Offre de stage de M2 recherche Data mini...

Proposition de stage de master 2 recherche

Data Mining et Programmation par Contraintes

Equipe Contraintes et Apprentissage

LIFO - Université d’Orléans

Dans l’équipe Contraintes et Apprentissage du LIFO, nous nous intéressons à la modélisation en

Programmation par Contraintes (PPC) de problèmes d’apprentissage automatique et de fouille

de données. Le sujet de stage proposé s’inscrit dans la continuité de travaux que nous menons

depuis 5 ans autour du clustering sous contraintes. Nous avons développé un modèle de

clustering en PPC que nous cherchons dans ce stage à étendre principalement selon les axes

suivants :

- prise en compte de contraintes souples et de contraintes bruitées

- incrémentalité : capacité à intégrer de nouvelles données ou de nouvelles contraintes.

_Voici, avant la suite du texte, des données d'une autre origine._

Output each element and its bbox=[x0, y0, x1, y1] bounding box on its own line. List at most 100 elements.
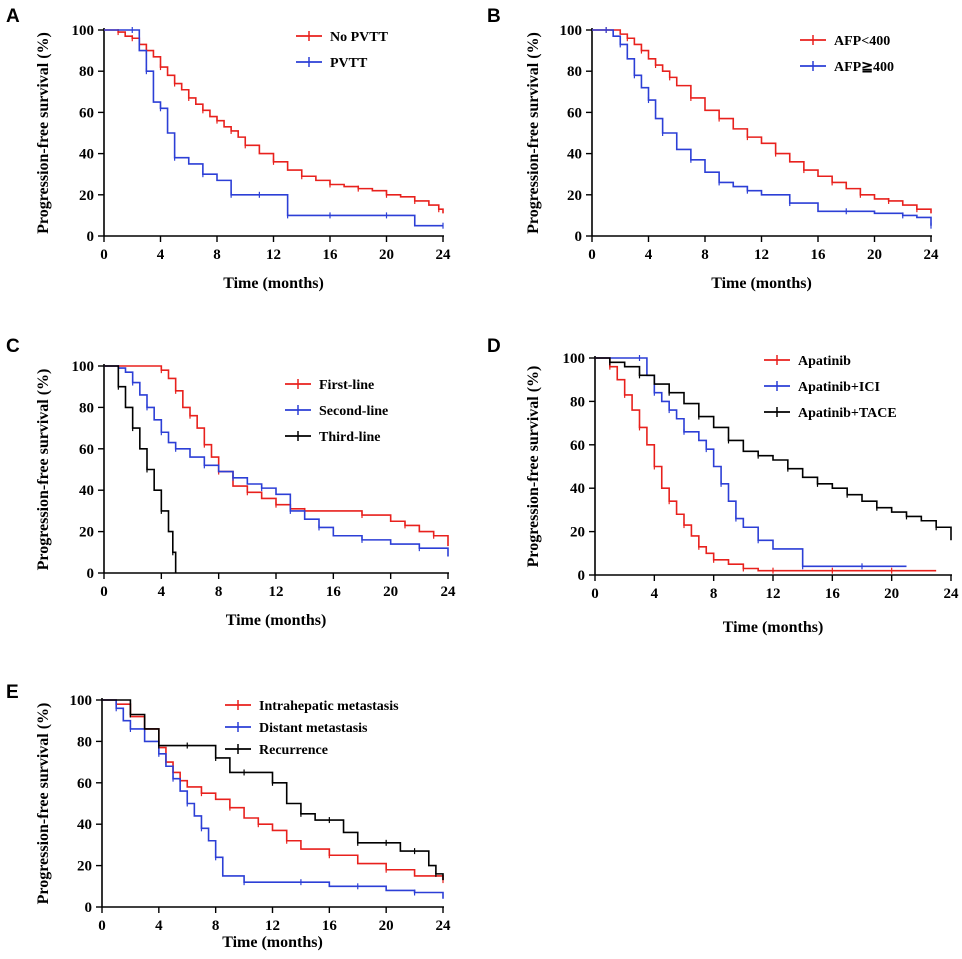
x-tick-label: 20 bbox=[884, 586, 899, 602]
x-tick-label: 16 bbox=[322, 918, 338, 934]
legend-label: Apatinib+TACE bbox=[798, 406, 897, 421]
x-tick-label: 12 bbox=[265, 918, 280, 934]
y-tick-label: 40 bbox=[567, 147, 582, 163]
x-tick-label: 12 bbox=[266, 247, 281, 263]
legend-label: AFP<400 bbox=[834, 34, 890, 49]
x-tick-label: 8 bbox=[710, 586, 718, 602]
series-line-apatinib-ici bbox=[595, 357, 907, 568]
x-tick-label: 8 bbox=[212, 918, 220, 934]
y-tick-label: 80 bbox=[570, 394, 585, 410]
y-tick-label: 0 bbox=[578, 568, 586, 584]
x-tick-label: 12 bbox=[766, 586, 781, 602]
y-tick-label: 80 bbox=[567, 64, 582, 80]
series-line-apatinib-tace bbox=[595, 357, 952, 541]
x-tick-label: 4 bbox=[158, 584, 166, 600]
x-tick-label: 0 bbox=[588, 247, 596, 263]
x-axis-title: Time (months) bbox=[723, 619, 824, 636]
series-line-no-pvtt bbox=[104, 29, 444, 214]
y-tick-label: 0 bbox=[85, 900, 93, 916]
x-tick-label: 12 bbox=[269, 584, 284, 600]
y-tick-label: 0 bbox=[87, 566, 95, 582]
panel-letter: D bbox=[487, 336, 501, 357]
y-axis-title: Progression-free survival (%) bbox=[525, 32, 542, 234]
x-tick-label: 8 bbox=[701, 247, 709, 263]
x-axis-title: Time (months) bbox=[223, 275, 324, 292]
y-tick-label: 40 bbox=[79, 483, 94, 499]
legend-label: AFP≧400 bbox=[834, 60, 894, 75]
y-tick-label: 100 bbox=[72, 359, 95, 375]
x-tick-label: 24 bbox=[944, 586, 960, 602]
x-tick-label: 16 bbox=[323, 247, 339, 263]
series-line-afp-400 bbox=[592, 29, 932, 214]
x-tick-label: 24 bbox=[436, 247, 452, 263]
y-tick-label: 60 bbox=[77, 776, 92, 792]
y-tick-label: 100 bbox=[563, 351, 586, 367]
x-tick-label: 0 bbox=[100, 247, 108, 263]
series-line-first-line bbox=[104, 365, 449, 547]
y-tick-label: 20 bbox=[570, 525, 585, 541]
x-tick-label: 20 bbox=[379, 918, 394, 934]
y-tick-label: 100 bbox=[72, 23, 95, 39]
x-tick-label: 24 bbox=[441, 584, 457, 600]
x-axis-title: Time (months) bbox=[222, 934, 323, 951]
y-tick-label: 40 bbox=[79, 147, 94, 163]
y-tick-label: 40 bbox=[77, 817, 92, 833]
x-tick-label: 24 bbox=[924, 247, 940, 263]
series-line-apatinib bbox=[595, 357, 937, 572]
x-tick-label: 20 bbox=[867, 247, 882, 263]
x-tick-label: 4 bbox=[157, 247, 165, 263]
y-tick-label: 60 bbox=[567, 105, 582, 121]
panel-b: B 0 20 40 60 80 100 0 4 8 12 16 20 24 Time (months) Pro… bbox=[487, 6, 939, 292]
x-tick-label: 0 bbox=[591, 586, 599, 602]
series-line-afp-400 bbox=[592, 29, 932, 226]
y-tick-label: 20 bbox=[77, 859, 92, 875]
legend-label: Apatinib bbox=[798, 354, 851, 369]
y-tick-label: 20 bbox=[79, 525, 94, 541]
x-axis-title: Time (months) bbox=[711, 275, 812, 292]
panel-a: A 0 20 40 60 80 100 0 4 8 12 16 20 24 Time (months) Pro… bbox=[6, 6, 451, 292]
y-axis-title: Progression-free survival (%) bbox=[525, 366, 542, 568]
x-tick-label: 20 bbox=[383, 584, 398, 600]
panel-letter: A bbox=[6, 6, 20, 27]
y-axis-title: Progression-free survival (%) bbox=[35, 32, 52, 234]
y-tick-label: 100 bbox=[560, 23, 583, 39]
series-line-distant-metastasis bbox=[102, 699, 444, 899]
series-line-second-line bbox=[104, 365, 449, 557]
y-axis-title: Progression-free survival (%) bbox=[35, 369, 52, 571]
y-tick-label: 60 bbox=[79, 442, 94, 458]
legend-label: Intrahepatic metastasis bbox=[259, 699, 399, 714]
legend-label: PVTT bbox=[330, 56, 368, 71]
panel-d: D 0 20 40 60 80 100 0 4 8 12 16 20 24 Time (months) Pro… bbox=[487, 336, 959, 636]
y-tick-label: 60 bbox=[79, 105, 94, 121]
x-tick-label: 16 bbox=[811, 247, 827, 263]
x-tick-label: 12 bbox=[754, 247, 769, 263]
panel-letter: C bbox=[6, 336, 20, 357]
x-tick-label: 16 bbox=[326, 584, 342, 600]
x-axis-title: Time (months) bbox=[226, 612, 327, 629]
y-tick-label: 80 bbox=[79, 64, 94, 80]
y-tick-label: 80 bbox=[79, 400, 94, 416]
y-tick-label: 80 bbox=[77, 734, 92, 750]
x-tick-label: 24 bbox=[436, 918, 452, 934]
x-tick-label: 8 bbox=[215, 584, 223, 600]
y-axis-title: Progression-free survival (%) bbox=[35, 703, 52, 905]
legend-label: Distant metastasis bbox=[259, 721, 368, 736]
y-tick-label: 20 bbox=[567, 188, 582, 204]
legend-label: Recurrence bbox=[259, 743, 328, 758]
panel-c: C 0 20 40 60 80 100 0 4 8 12 16 20 24 Time (months) Pro… bbox=[6, 336, 456, 629]
series-line-third-line bbox=[104, 365, 177, 573]
y-tick-label: 0 bbox=[87, 229, 95, 245]
x-tick-label: 4 bbox=[645, 247, 653, 263]
y-tick-label: 60 bbox=[570, 438, 585, 454]
x-tick-label: 0 bbox=[100, 584, 108, 600]
x-tick-label: 4 bbox=[651, 586, 659, 602]
x-tick-label: 16 bbox=[825, 586, 841, 602]
panel-letter: E bbox=[6, 682, 19, 703]
x-tick-label: 20 bbox=[379, 247, 394, 263]
y-tick-label: 100 bbox=[70, 693, 93, 709]
series-line-recurrence bbox=[102, 699, 444, 881]
series-line-pvtt bbox=[104, 29, 443, 227]
x-tick-label: 8 bbox=[213, 247, 221, 263]
legend-label: Third-line bbox=[319, 430, 380, 445]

Le langage de programmation sera Gecode pour la PPC et Python pour le développement de

scripts.

Nous disposons d’un financement de thèse sur la thématique Data Mining et Contraintes pour la

rentrée prochaine. Un appel à candidature sera effectué prochainement. Avoir déjà effectué un

stage sur cette thématique pourra être un atout.

Niveau : Master 2 recherche ou équivalent.

Compétences requises: Le stagiaire devra avoir des compétences en Data Mining et/ou en

Programmation par Contraintes.

Lieu : LIFO, Université d’Orléans

Responsables du stage :

Thi-Bich Hanh Dao, Thi-Bich-Hanh.Dao@univ-orleans.fr

Christel Vrain, christel.vrain@univ-orleans.fr

Durée du stage : 4 mois, à partir d’avril 2018.

Références

[1] T-B-H. Dao, K-C. Duong and C. Vrain, A Declarative Framework for Constrained Clustering, in

ECML/PKDD 2013, pages 419-434, 2013.

[2] T-B-H. Dao, K-C. Duong and C. Vrain, Constrained Clustering by Constraint Programming,

Artificial Intelligence Journal, 244, pages 70-94, 2017

[3] T-B-H. Dao, C. Vrain, K-C. Duong, I. Davidson. A Framework for Actionable Clustering Using

Constraint Programming. In ECAI, pages 453-461, 2016.